Rajbanshi (also called Tajpuria) is a Bengali-Assamese language spoken in Nepal. It is related to but is distinct from the Rangpuri/Kamta language in Bangladesh and India, which is also known by the alternative name "Rajbanshi". Rajbanshi and Kamta, along with two other languages, form the KRDS lect cluster.

== Phonology ==
This section is based on Wilde 2008.

=== Consonants ===

|  |  | Labial | Dental/ Alveolar | Retroflex | Palatal | Velar | Glottal |
| Stop | voiceless | p | t̪ | ʈ |  | k |  |
| aspirated | pʰ | t̪ʰ | ʈʰ |  | kʰ |  |
| voiced | b | d̪ | ɖ |  | ɡ |  |
| breathy | bʱ | d̪ʱ | ɖʱ |  | ɡʱ |  |
| Affricate | voiceless |  | ts |  |  |  |  |
| aspirated |  | tsʰ |  |  |  |  |
| voiced |  | dz |  |  |  |  |
| breathy |  | dzʱ |  |  |  |  |
| Fricative |  |  | s |  | (ʃ) |  | h |
| Nasal | plain | m | n̪ |  |  | ŋ |  |
| breathy | mʱ | n̪ʱ |  |  | ŋʱ |  |
| Trill | plain |  | r |  |  |  |  |
| breathy |  | rʱ |  |  |  |  |
| Approximant | lateral |  | l |  |  |  |  |
| lateral br. |  | lʱ |  |  |  |  |
| central | (w) |  |  | (j) |  |  |

- //ts, tsʰ, dz, dzʱ// can often be heard as post-alveolar /[tʃ, tʃʰ, dʒ, dʒʱ]/, when following back vowels.
- //r// and //rʱ// can have allophones of /[ɽ ɾ]/ and /[ɽʱ ɾʱ]/.
- //b// can have allophones of /[β w]/.
- //pʰ// can also be realised as /[f]/.
- //s// can also have an allophone of [/ʃ/].
- //h// can be realised as voiceless or voiced /[ɦ]/ in word-initial positions.
- //n̪// can be heard as alveolar /[n]/ before an alveolar consonant, and as a retroflex /[ɳ]/ when preceding a retroflex consonant.
- A word-final //r// may tend to be voiceless /[r̥]/.
- Central approximants /[w j]/ occur, but are deemed allophones of //u i//.

=== Vowels ===

|  | Front | Central | Back |  |
|---|---|---|---|---|
| High | i |  | u |  |
| Mid | e |  | ʌ | o |
| Low | æ | (ɐ) |  |  |

In addition to these vowels, Rangpuri has the following diphthongs: //ie, iæ, iu, iʌ, ui, uæ, uʌ, ei, eu, æi, æu, ʌi, ʌu//.
- Vowels //i, e// can have shortened allophones of /[ɪ, ɛ]/.
- //æ// can also be articulated more central as /[ä]/.
- //ʌ// may also be heard as /[ɜ, ə]/ in free variation.

==Morphology==
One notable characteristic of Rājbanshi is the double agreement found regularly in verbs.
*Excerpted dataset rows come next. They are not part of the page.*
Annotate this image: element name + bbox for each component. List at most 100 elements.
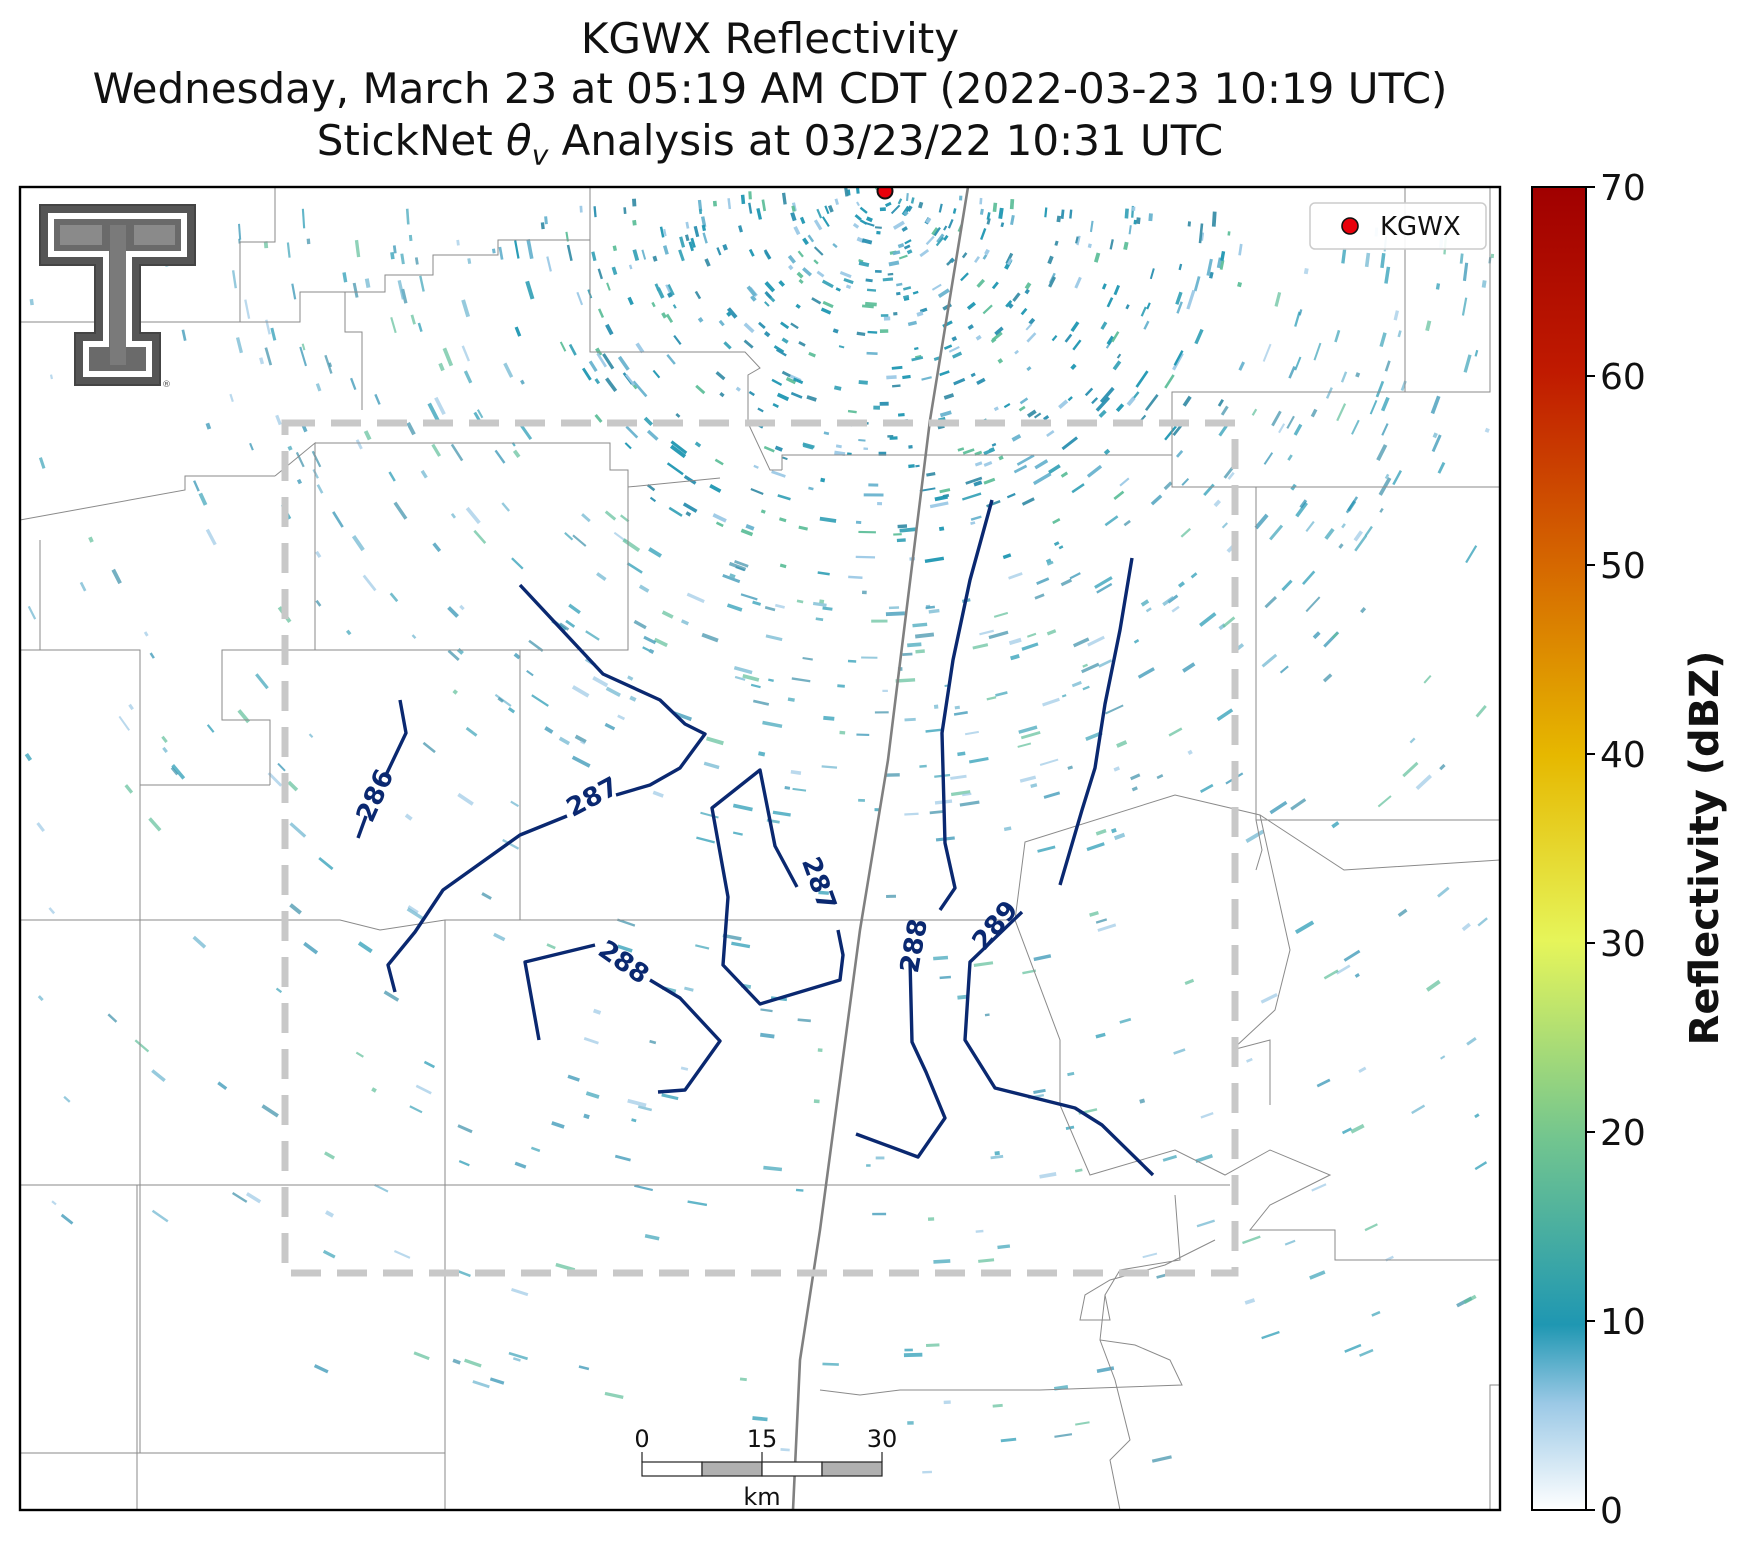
echo-speckle — [583, 1113, 590, 1120]
echo-speckle — [1021, 642, 1039, 651]
echo-speckle — [578, 1365, 590, 1371]
echo-speckle — [594, 413, 603, 423]
echo-speckle — [37, 995, 44, 1002]
echo-speckle — [927, 1217, 935, 1221]
colorbar: 0 10 20 30 40 50 60 70 Reflectivity (dBZ) — [1531, 168, 1728, 1532]
echo-speckle — [1274, 292, 1282, 307]
echo-speckle — [1109, 239, 1114, 250]
texas-tech-logo: ® — [39, 204, 196, 390]
echo-speckle — [694, 290, 702, 300]
echo-speckle — [1440, 1055, 1446, 1060]
echo-speckle — [619, 514, 630, 523]
colorbar-gradient — [1531, 186, 1587, 1511]
echo-speckle — [926, 472, 936, 477]
echo-speckle — [889, 436, 898, 440]
echo-speckle — [624, 442, 632, 450]
echo-speckle — [143, 631, 149, 637]
colorbar-tick-label: 10 — [1600, 1302, 1646, 1343]
echo-speckle — [1162, 595, 1175, 607]
figure-subtitle-analysis: StickNet θv Analysis at 03/23/22 10:31 U… — [316, 116, 1224, 172]
echo-speckle — [1052, 518, 1061, 525]
echo-speckle — [693, 225, 700, 238]
echo-speckle — [88, 536, 94, 543]
echo-speckle — [1350, 1123, 1365, 1134]
echo-speckle — [410, 314, 416, 325]
echo-speckle — [915, 464, 920, 468]
echo-speckle — [1074, 276, 1082, 289]
echo-speckle — [1130, 773, 1141, 781]
echo-speckle — [848, 575, 863, 580]
echo-speckle — [1381, 423, 1389, 436]
echo-speckle — [910, 197, 915, 204]
echo-speckle — [688, 241, 694, 252]
echo-speckle — [559, 622, 570, 631]
echo-speckle — [858, 261, 870, 267]
echo-speckle — [763, 1165, 783, 1172]
echo-speckle — [231, 1191, 248, 1203]
echo-speckle — [431, 443, 442, 457]
echo-speckle — [1039, 1172, 1057, 1179]
echo-speckle — [161, 735, 168, 744]
echo-speckle — [982, 254, 988, 260]
echo-speckle — [808, 351, 816, 358]
echo-speckle — [1198, 223, 1204, 244]
echo-speckle — [821, 216, 830, 227]
echo-speckle — [1384, 360, 1391, 372]
echo-speckle — [862, 590, 867, 595]
map-frame — [18, 185, 1502, 1512]
echo-speckle — [891, 365, 903, 370]
echo-speckle — [935, 236, 945, 247]
echo-speckle — [452, 689, 458, 695]
echo-speckle — [1164, 374, 1175, 389]
echo-speckle — [1336, 403, 1347, 422]
echo-speckle — [827, 204, 834, 213]
echo-speckle — [735, 386, 741, 392]
echo-speckle — [847, 659, 857, 663]
echo-speckle — [1351, 419, 1360, 435]
echo-speckle — [503, 362, 514, 378]
echo-speckle — [1072, 339, 1082, 351]
echo-speckle — [181, 329, 187, 341]
echo-speckle — [994, 1151, 1000, 1156]
echo-speckle — [1288, 365, 1296, 379]
echo-speckle — [719, 392, 725, 398]
echo-speckle — [1100, 321, 1108, 330]
echo-speckle — [858, 380, 868, 385]
echo-speckle — [673, 334, 682, 346]
echo-speckle — [855, 520, 862, 525]
echo-speckle — [856, 201, 860, 207]
echo-speckle — [1123, 241, 1129, 251]
echo-speckle — [1071, 680, 1082, 688]
echo-speckle — [406, 907, 424, 920]
echo-speckle — [835, 287, 841, 292]
echo-speckle — [921, 376, 932, 381]
echo-speckle — [525, 280, 535, 300]
echo-speckle — [687, 1200, 708, 1207]
echo-speckle — [908, 464, 915, 469]
echo-speckle — [966, 301, 976, 311]
echo-speckle — [315, 383, 322, 392]
echo-speckle — [659, 226, 665, 238]
echo-speckle — [984, 248, 990, 256]
echo-speckle — [865, 216, 873, 223]
echo-speckle — [458, 1159, 470, 1167]
echo-speckle — [772, 810, 791, 817]
echo-speckle — [962, 448, 975, 455]
echo-speckle — [680, 1066, 689, 1071]
echo-speckle — [866, 351, 878, 355]
echo-speckle — [633, 619, 647, 630]
echo-speckle — [929, 810, 945, 815]
contour-289 — [1058, 557, 1134, 886]
echo-speckle — [933, 1259, 951, 1264]
echo-speckle — [461, 299, 471, 318]
echo-speckle — [833, 385, 842, 391]
echo-speckle — [847, 409, 857, 414]
echo-speckle — [1027, 632, 1037, 638]
echo-speckle — [953, 377, 966, 386]
echo-speckle — [758, 751, 766, 757]
echo-speckle — [753, 464, 759, 469]
echo-speckle — [798, 278, 804, 285]
echo-speckle — [820, 477, 826, 483]
echo-speckle — [1067, 765, 1074, 770]
echo-speckle — [666, 284, 675, 296]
Having this pattern also means that Rājbanshi, along with regional Indo-Aryan languages of Southern Nepal-Bihar-Jharkhand where multiple agreement is attested such as in Maithili, Kurmali, Majhi, and Darai share a verbal system that is distinct from the rest of the mainstream Indo-Aryan languages.